2. Technically, you should carry out an initial survey to find out which dimensions (or survey parameter) are important to the customer and their preference - from which you should get a less biased weight age.

 

[ISOMan200]

Dear Ajit Basrur and harry,

Thank you very much for your responses.

It is true that the result may be skewed based on the weight given. for example with weights of 35%, 35% and 30% a different CSI will be obtained. There was a debate on relying on the weight given by the customers and some prefer derived importance approach. I’ve reviewed some literature discussions on derived importance but – to my knowledge- computing derived importance will required results on a question for overall satisfaction which is lacking in this survey. I’ve tried to find a statistical way to give weighs to the measured factors to eliminate any bias in the final results, but did not succeed. I proposed the weight here in a tradeoff with using un-weighted average…anyone know something about standardized weight? Or if it can help here?

Thanks,
Khalid

 

[Ajit Basrur]

Khalid,

Fixing ratios for each of the categories also depends on type of your industry and your overall Organization objectives.

To start with, do not get bogged down with statistically correct ratios

 

[Steve Prevette]

When analyzing surveys, I use the technique that was taught by Glenn Lindsay at the Naval Postgraduate School. It has several advantages over assuming numerical quantities for each response category - the analysis determines the score values for the categories. It also derives standard deviations for each response to each question.

http: //www. efcog .org /wg/esh_es/Statistical_Process_Control/docs/Survey_Analysis.pdf - DEAD 404 LINK UNLINKED

 

[Brunetta]

When analyzing surveys, I use the technique that was taught by Glenn Lindsay at the Naval Postgraduate School. It has several advantages over assuming numerical quantities for each response category - the analysis determines the score values for the categories. It also derives standard deviations for each response to each question.

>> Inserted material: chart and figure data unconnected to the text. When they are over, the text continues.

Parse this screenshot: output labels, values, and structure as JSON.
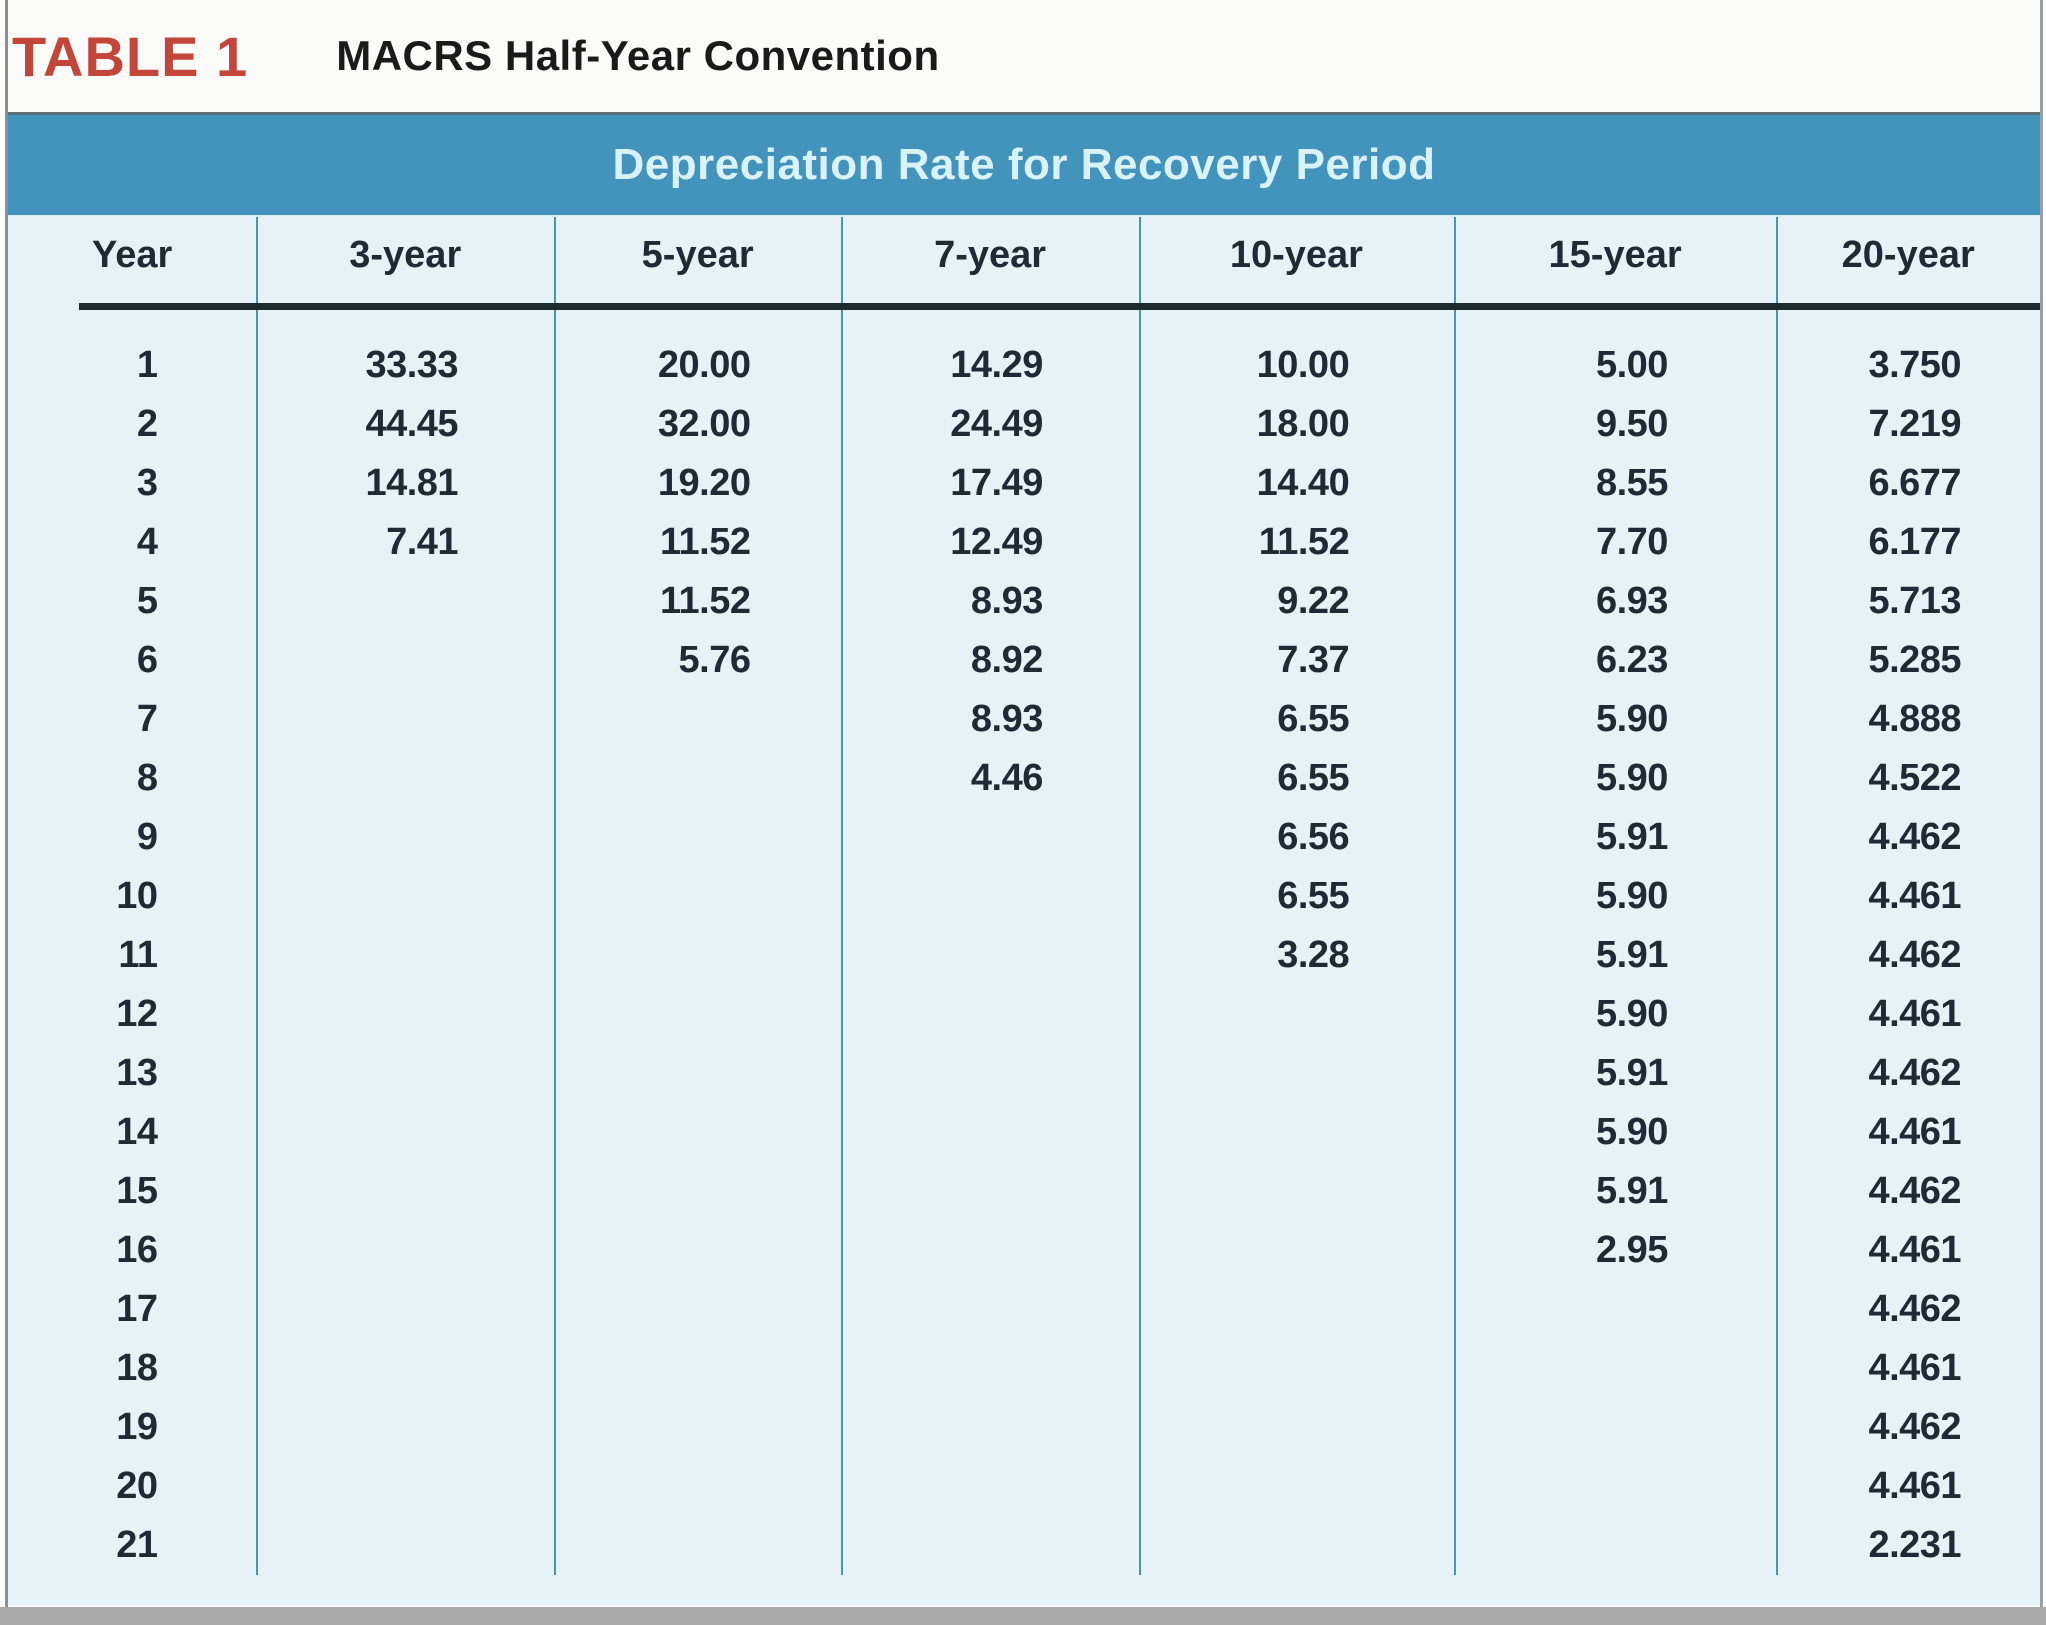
{
  "title": {
    "label": "TABLE 1",
    "text": "MACRS Half-Year Convention"
  },
  "band": {
    "title": "Depreciation Rate for Recovery Period"
  },
  "table": {
    "columns": [
      "Year",
      "3-year",
      "5-year",
      "7-year",
      "10-year",
      "15-year",
      "20-year"
    ],
    "rows": [
      [
        "1",
        "33.33",
        "20.00",
        "14.29",
        "10.00",
        "5.00",
        "3.750"
      ],
      [
        "2",
        "44.45",
        "32.00",
        "24.49",
        "18.00",
        "9.50",
        "7.219"
      ],
      [
        "3",
        "14.81",
        "19.20",
        "17.49",
        "14.40",
        "8.55",
        "6.677"
      ],
      [
        "4",
        "7.41",
        "11.52",
        "12.49",
        "11.52",
        "7.70",
        "6.177"
      ],
      [
        "5",
        "",
        "11.52",
        "8.93",
        "9.22",
        "6.93",
        "5.713"
      ],
      [
        "6",
        "",
        "5.76",
        "8.92",
        "7.37",
        "6.23",
        "5.285"
      ],
      [
        "7",
        "",
        "",
        "8.93",
        "6.55",
        "5.90",
        "4.888"
      ],
      [
        "8",
        "",
        "",
        "4.46",
        "6.55",
        "5.90",
        "4.522"
      ],
      [
        "9",
        "",
        "",
        "",
        "6.56",
        "5.91",
        "4.462"
      ],
      [
        "10",
        "",
        "",
        "",
        "6.55",
        "5.90",
        "4.461"
      ],
      [
        "11",
        "",
        "",
        "",
        "3.28",
        "5.91",
        "4.462"
      ],
      [
        "12",
        "",
        "",
        "",
        "",
        "5.90",
        "4.461"
      ],
      [
        "13",
        "",
        "",
        "",
        "",
        "5.91",
        "4.462"
      ],
      [
        "14",
        "",
        "",
        "",
        "",
        "5.90",
        "4.461"
      ],
      [
        "15",
        "",
        "",
        "",
        "",
        "5.91",
        "4.462"
      ],
      [
        "16",
        "",
        "",
        "",
        "",
        "2.95",
        "4.461"
      ],
      [
        "17",
        "",
        "",
        "",
        "",
        "",
        "4.462"
      ],
      [
        "18",
        "",
        "",
        "",
        "",
        "",
        "4.461"
      ],
      [
        "19",
        "",
        "",
        "",
        "",
        "",
        "4.462"
      ],
      [
        "20",
        "",
        "",
        "",
        "",
        "",
        "4.461"
      ],
      [
        "21",
        "",
        "",
        "",
        "",
        "",
        "2.231"
      ]
    ]
  },
  "colors": {
    "accent_red": "#c2473a",
    "band_blue": "#4394bd",
    "band_text": "#d9f2fb",
    "table_background": "#e5f2f8",
    "divider_teal": "#4a95ad",
    "heavy_rule": "#1c2a31",
    "text_dark": "#1e2b36",
    "scan_edge_gray": "#a8a8a8"
  }
}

In the article it references an excel spreadsheet that accomplishes the operations described, would it be possible to provide it?

 

[Steve Prevette]

In the article it references an excel spreadsheet that accomplishes the operations described, would it be possible to provide it?

See attached.

 

[ISOMan200]

Thanks for the useful contribution. But the statistics looks scary . I’ll try to implement it. However, a colleague calculated the CSI by simply averaging the scores. In my attached sheet this will provide CSI of 64.5% while the weighted average shoots up to 68.8% ....which one is most accurate?

 

[Steve Prevette]

Thanks for the useful contribution. But the statistics looks scary . I’ll try to implement it. However, a colleague calculated the CSI by simply averaging the scores. In my attached sheet this will provide CSI of 64.5% while the weighted average shoots up to 68.8% ....which one is most accurate?

They are both perfectly "accurate" against the operational definitions used to calculate each. The question is - which operational definition is better? One check would be to calculate the standard deviation of each score and see if they are significantly different or not. I suspect they will not be significantly different.